We compare nearest neighbor regularization with regular pruning on six real datasets. Further details on the datasets are given at the end.

For each dataset a root-mean-square (RMS) or root-mean-square-log (RMSL) error is used as the criterion for tuning the regularization parameters min_patterns_split (for pruning) and $r$ (for nearest neighbor regression).

In our first comparison of the regularization methods we obtain bootstrap histograms of 12-fold cross-validation errors for each tuned model, presented on the same plot. Our results are shown below. The light blue curve appears to the left of the green when nearest neighbor regularization is performing better.

bike comparison toyota comparison ames comparison abalone comparison power comparison concrete comparison

In our second comparison, we had the two types of regularization compete in a two-sided student t-test, treating the cross-validation errors as independent samples of the expected error of a trained and tuned model (the null hypothesis being that this error is the same for both types of regularization). At a coverage of 95% in these tests, nearest neighbor regularization beats pruning in every case except the “toyota_r” and “abalone_r” datasets, where the outcome is a draw.

Ease of optimization

We found the nearest neighbor regularization parameter $r$ (always between 0 and 1) easier to tune than the pruning parameter min_patterns_split. The plots below, shown for the “abalone_r” dataset, give an indication of this:

tuning_r tuning_mps.png

Data sources

The datasets were chosen ahead of time, without prior knowledge of how well the regularization methods would compare. We did rule out some very large datasets, to reduce testing time. The table below gives further details.

Handle Full Name No. Input Attributes No. Instances Source
“bike_r” Bike Sharing* 11 1739 [1] and UCI Machine Learning Repository
“toyota_r” Toyota Corolla 9 1436 [2] and Data Illuminations
“ames_r” Ames House Price Data** 12 1456 [3] and Kaggle
“abalone_r” Abalome (seafood) 8 4177 [4] and UCI Machine Learning Repository
“power_r” Combined Cycle Power Plant 4 9568 [5,6] and UCI Machine Learning Repository
“concrete_r” Concrete Compressive Strength 8 1030 [7] and UCI Machine Learning Repository

*Year information and the season field have been dropped, while the date has been replaced by the sine and cosine of the corresponding within-year phase $\theta$ (so that $\theta=0$ corresponds to January 1st, and $\theta=\pi$ corresponding to the middle of the calendar year).

**With a reduced set of features selected by a tree-based ranking scheme.

References

[1] Fanaee-T, Hadi and Gama, Joao, “Event labeling combining ensemble detectors and background knowledge”, Progress in Artificial Intelligence (2013): pp. 1-15.

[2] Original source unknown, but referenced on this blog of Peter Chan, San Diego.

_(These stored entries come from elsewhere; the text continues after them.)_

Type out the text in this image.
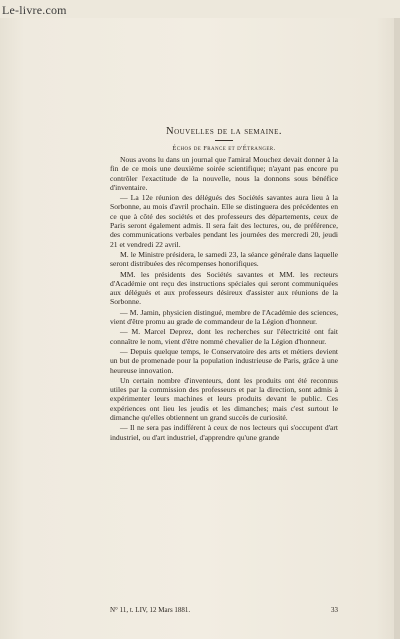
Le-livre.com
Nouvelles de la semaine.
Échos de France et d'Étranger.

Nous avons lu dans un journal que l'amiral Mouchez devait donner à la fin de ce mois une deuxième soirée scientifique; n'ayant pas encore pu contrôler l'exactitude de la nouvelle, nous la donnons sous bénéfice d'inventaire.

— La 12e réunion des délégués des Sociétés savantes aura lieu à la Sorbonne, au mois d'avril prochain. Elle se distinguera des précédentes en ce que à côté des sociétés et des professeurs des départements, ceux de Paris seront également admis. Il sera fait des lectures, ou, de préférence, des communications verbales pendant les journées des mercredi 20, jeudi 21 et vendredi 22 avril.

M. le Ministre présidera, le samedi 23, la séance générale dans laquelle seront distribuées des récompenses honorifiques.

MM. les présidents des Sociétés savantes et MM. les recteurs d'Académie ont reçu des instructions spéciales qui seront communiquées aux délégués et aux professeurs désireux d'assister aux réunions de la Sorbonne.

— M. Jamin, physicien distingué, membre de l'Académie des sciences, vient d'être promu au grade de commandeur de la Légion d'honneur.

— M. Marcel Deprez, dont les recherches sur l'électricité ont fait connaître le nom, vient d'être nommé chevalier de la Légion d'honneur.

— Depuis quelque temps, le Conservatoire des arts et métiers devient un but de promenade pour la population industrieuse de Paris, grâce à une heureuse innovation.

Un certain nombre d'inventeurs, dont les produits ont été reconnus utiles par la commission des professeurs et par la direction, sont admis à expérimenter leurs machines et leurs produits devant le public. Ces expériences ont lieu les jeudis et les dimanches; mais c'est surtout le dimanche qu'elles obtiennent un grand succès de curiosité.

— Il ne sera pas indifférent à ceux de nos lecteurs qui s'occupent d'art industriel, ou d'art industriel, d'apprendre qu'une grande

N° 11, t. LIV, 12 Mars 1881.	33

[3] De Cock, Dean, “Ames, Iowa: Alternative to the Boston Housing Data as an End of Semester Regression Project”, Journal of Statistics Education Volume 19, Number 3(2011).

[4] Warwick J Nash, Tracy L Sellers, Simon R Talbot, Andrew J Cawthorn and Wes B Ford, “The Population Biology of Abalone (Haliotis species) in Tasmania. I. Blacklip Abalone (H. rubra) from the North Coast and Islands of Bass Strait”, Sea Fisheries Division, Technical Report No. 48 (1994), ISSN 1034-3288.

[5] Pınar Tüfekci, Prediction of full load electrical power output of a base load operated combined cycle power plant using machine learning methods, International Journal of Electrical Power & Energy Systems, Volume 60, (Sept. 2014), Pages 126-140.

[6] Heysem Kaya, Pınar Tüfekci , Sadık Fikret Gürgen: Local and Global Learning Methods for Predicting Power of a Combined Gas & Steam Turbine, Proceedings of the International Conference on Emerging Trends in Computer and Electronics Engineering ICETCEE 2012, pp. 13-18 (Mar. 2012), Dubai.

[7] I-Cheng Yeh, “Modeling of strength of high performance concrete using artificial neural networks,”Cement and Concrete Research, Vol. 28, No. 12, pp. 1797-1808 (1998).